Great American Smokeout 2013

Cindy* walked into my clinic desperate to kick her three pack-a-day habit. The smoking was clearly affecting her health and finances. During our counseling session, I asked her for a list of five things she could do to combat cigarette cravings.  Cravings only last a few seconds to a few minutes, and we needed an easy “go to” list of activities to occupy Cindy’s hands and mind until the cravings subsided.   She came up with a couple of great ideas.  First, she was going to repaint her apartment, something she has always wanted to do for many years. Not only would that help stop her smoking, it would help freshen up her home and signal a new smoke-free beginning.  She also pledged to clean out her junk closet.  But the real breakthrough came when she bought a handheld video game system.  Instead of spending work breaks with coworkers who would smoke together, she played video games. It engaged both her mind and hands, so she forgot about smoking. Within 12 weeks, she had fully quit.

Today is the Great American Smokeout, a day promoted by the American Cancer Society to encourage smokers to make a plan to quit. The organization estimates about 1 in 5 adults smoke cigarettes.  That is more than 43 million Americans.  Another 15 million smoke cigars or pipes. Many are specifically addicted to nicotine, a main chemical ingredient in cigarettes.

In my experience, very few patients are able to quit cold turkey. Many need assistance from nicotine replacement products like patches, gum, or lozenges. Like many other products sold in pharmacies, the options can be overwhelming. In addition to receiving support from your family and friends to stop smoking, your pharmacist can be an invaluable resource to find the right kind of assistance that works for you. Furthermore, most patients who are able to successfully quit need a strong motivator driving their attempt to quit. Motivators commonly include strong desire for better quality of life, fear of developing cancer or cancer recurring, or financial difficulties.  I frequently inquire about a patient’s motivation for their quit attempt during the first five minutes of the counseling session. 

Since becoming involved with smoking cessation over the last four years, I have noticed a higher success rate with the patch.
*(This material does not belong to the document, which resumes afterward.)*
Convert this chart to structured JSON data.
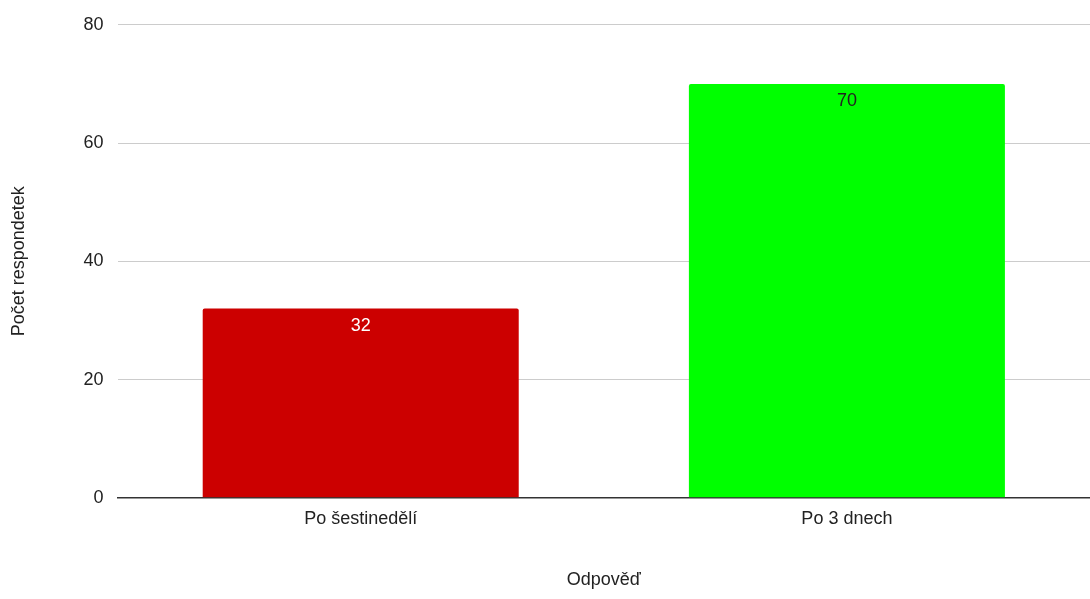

When a patient buys a box of gum or lozenges, there is a strong temptation to use too many in a 24-hour period when cravings strike. The temptation is often too much for my patients to control.  By design, the patch releases a dose of nicotine evenly throughout the day. Gum and lozenges are like short bursts of nicotine, so there are more highs and lows. No matter which product smokers choose, it doesn’t fully take away the cravings, and the first six weeks are the hardest. The cravings will usually subside significantly thereafter. 

I always think nicotine dependence is not simply a physical addiction. Depending on the patient, there can be a strong emotional and/or mental addiction to nicotine. I tell patients that the nicotine replacement products are not a cure. During our counseling sessions, we talk about triggers and why the patient started smoking in the first place. Thanks to some relatively new rules in Missouri, I’m able to prescribe the correct nicotine formulation to give the patient a better chance of quitting for good.

In the past few months, I’ve had several patients talk to me about e-cigarettes. They are battery-powered devices which look like cigarettes. Users inhale a vaporized mixture to simulate smoking. I’m not a fan for two reasons: it does not break the hand-mouth habit and activates all sorts of triggers; secondly, there are a lot of ingredients in e-cigarettes that we don’t know about. They could be just as bad as what is in paper cigarettes. Without stronger regulations, there are too many unknown risks with the use of e-cigarettes. 

My advice on how to stop smoking for good:

  1. Get help and support for this big step you’re taking in your life.
  2. Talk to a health care provider about nicotine replacement. All pharmacists, whether in clinics or community pharmacies, are equipped to help patients find and use the right products for you.
  3. Thoroughly clean your house and car on your quit day.  It will help mark a new start, remove some of the smoke smell, and also keep you busy so you’re less likely to give in to cravings.
  4. Break the hand to mouth cycle.  Think about buying a bag of sugar-free lollipops, flavored toothpicks, or sugar-free gum.

It’s never too late to quit. You will benefit from quitting no matter your age!